El tema no es nuevo, pues las denuncias vienen desde hace varias décadas, pero es ahora cuando la polémica se ha avivado por el creciente interés que la población demuestra hacia la medicina natural y por el consiguiente terreno que la industria farmacéutica ha perdido frente a la imparable oleada de productos naturales disponibles en los mercados mundiales.
¿Una nueva cacería de brujas?
Muchas personas relacionan esta persecución que se da en EE.UU. y algunos países europeos hacia la medicina natural con las tremendas sumas de dinero que se mueven en la industria farmacéutica en el mundo.
Una investigación realizada por la prestigiosa publicación científica Nature en el 2005, encontró que el 70% de los paneles de la FDA que escriben los lineamientos para el uso de drogas contenía al menos un miembro con nexos financieros con farmacéuticas cuyos productos estaban siendo reportados.
En un caso se llegó a comprobar que cada miembro del panel que recomendó el uso de Epoeitin Alfa en pacientes con HIV habían recibido sumas de dinero de parte del fabricante de dicha droga.

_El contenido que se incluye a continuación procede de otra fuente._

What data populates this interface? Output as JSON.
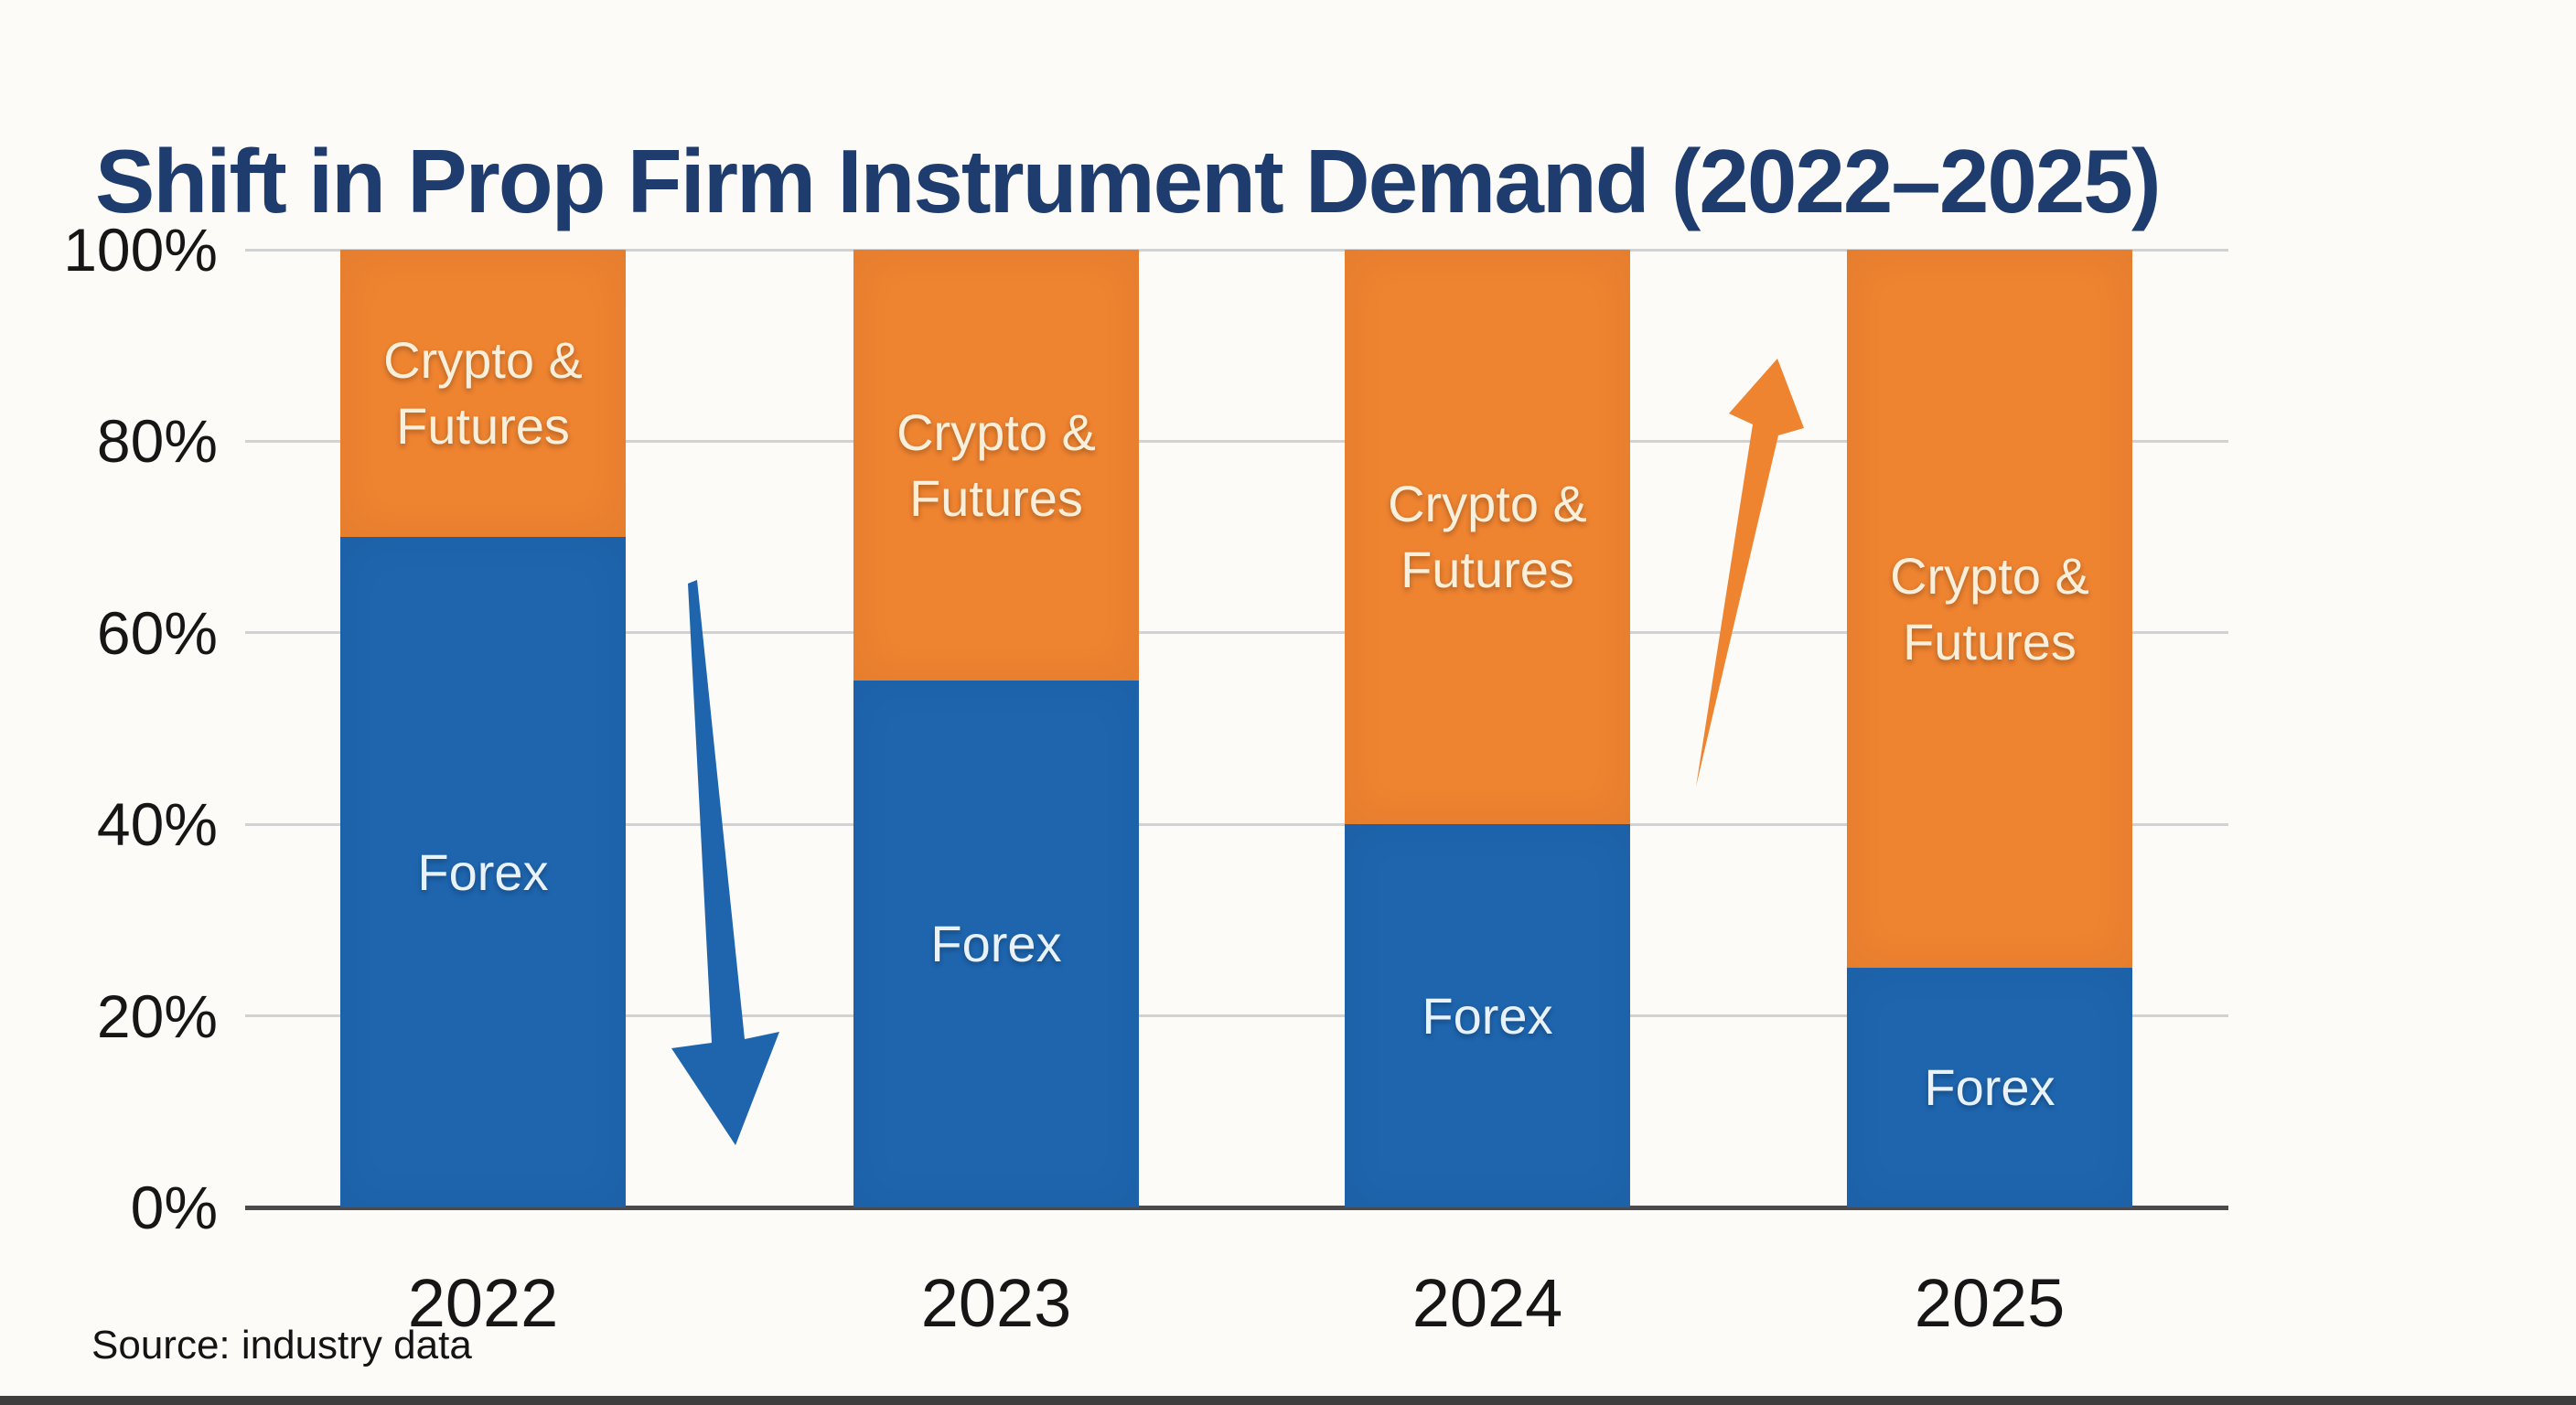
{
  "title": "Shift in Prop Firm Instrument Demand (2022–2025)",
  "source": "Source: industry data",
  "colors": {
    "forex": "#1E65AE",
    "crypto": "#EE8330",
    "title_text": "#1E3C6D",
    "background": "#FCFBF7",
    "gridline": "#D2D2D2",
    "axis_line": "#4A4A4A",
    "axis_text": "#161616",
    "crypto_label_text": "#F9EFDB",
    "forex_label_text": "#E9F1F9",
    "arrow_down": "#1E65AE",
    "arrow_up": "#EE8330"
  },
  "chart_data": {
    "type": "bar",
    "stacked": true,
    "unit": "%",
    "title": "Shift in Prop Firm Instrument Demand (2022–2025)",
    "categories": [
      "2022",
      "2023",
      "2024",
      "2025"
    ],
    "series": [
      {
        "name": "Forex",
        "values": [
          70,
          55,
          40,
          25
        ],
        "color_key": "forex",
        "label_color_key": "forex_label_text",
        "label_lines": [
          "Forex"
        ]
      },
      {
        "name": "Crypto & Futures",
        "values": [
          30,
          45,
          60,
          75
        ],
        "color_key": "crypto",
        "label_color_key": "crypto_label_text",
        "label_lines": [
          "Crypto &",
          "Futures"
        ]
      }
    ],
    "ylim": [
      0,
      100
    ],
    "yticks": [
      0,
      20,
      40,
      60,
      80,
      100
    ],
    "ytick_labels": [
      "0%",
      "20%",
      "40%",
      "60%",
      "80%",
      "100%"
    ],
    "xlabel": "",
    "ylabel": "",
    "grid": true,
    "legend_position": "none (series labeled inside bar segments)",
    "annotations": [
      {
        "type": "arrow",
        "direction": "down",
        "color_key": "arrow_down",
        "meaning": "Forex share declining",
        "between": [
          "2022",
          "2023"
        ]
      },
      {
        "type": "arrow",
        "direction": "up",
        "color_key": "arrow_up",
        "meaning": "Crypto & Futures share rising",
        "between": [
          "2024",
          "2025"
        ]
      }
    ]
  }
}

Una investigación ordenada por la Union of Concerned Scientists (algo así como la Unión de científicos preocupados) en el 2006 reveló que uno de cada cinco de los científicos de la FDA admiten (anónimamente) haber recibido presión para usar razones no científicas para excluir o alterar información técnica en documentos científicos emitidos por la FDA.
Cuesta creer que en países con mayores estándares de moral pública y civismo haya espacio para corrupción de este tipo, pero el hecho es que hay intereses económicos tremendamente poderosos que se complementan con la relativa ignorancia de una población que todavía no es consciente que su libertad de elegir el tipo de medicina que desee es un derecho a defender.
Para el Dr. James DeMeo, director de investigación del Orgone Biophysical Research Laboratory, lo que ocurre en EE.U. es “un claro atentado contra la democracia apoyado en el hecho de que los norteamericanos de hoy tienden a conceder a los médicos la misma obediencia no crítica similar a la que en la edad media recibían los monjes o los funcionarios comunistas en la Rusia estalinista. La ciencia es la nueva religión del homo normalis de hoy”.
La situación aquí
En nuestro medio, afortunadamente, la constitución de 1998 garantiza a los ecuatorianos la libertad de elegir el tratamiento médico que decidan. Sin embargo, muchos de nosotros fuimos criados con la costumbre de tomar fármacos para cualquier dolencia, siendo como es que en la mayoría de los casos los medicamentos químicos no buscan solucionar lo que causó la enfermedad sino solo aliviar los síntomas.
El énfasis de la medicina natural, por el contrario, está en llevar una vida sana y una buena alimentación, pues e sta parte del principio que el organismo contiene la sabiduría necesaria para ser sano y mientras menos sea alterado con sustancias químicas, estará más fuerte para contrarrestar cualquier enfermedad.
Para Carlos Chiriboga, médico traumatólogo y máster en terapia neural, “hasta hace poco la industria farmacéutica no se sentía en riesgo frente a la medicina alternativa, pero la creciente búsqueda del ser humano por una medicina con ciencia y conciencia son razones para que mucha gente busque una medicina más natural y humana, que además suele ser más económica”.
Eventualmente, el destino de la medicina no podrá ser otro que combinar lo mejor de los dos mundos. La medicina natural, en sus muchas variantes, terminará por establecerse como un medio de dar salud al ser humano, mientras que la medicina convencional será vista tan solo como una eficiente manera de curar enfermedades manifiestas.
Tenemos a la mano los conocimientos para que la humanidad goce hoy de los beneficios de ambas, pero para eso falta superar una serie de preconceptos e intereses creados.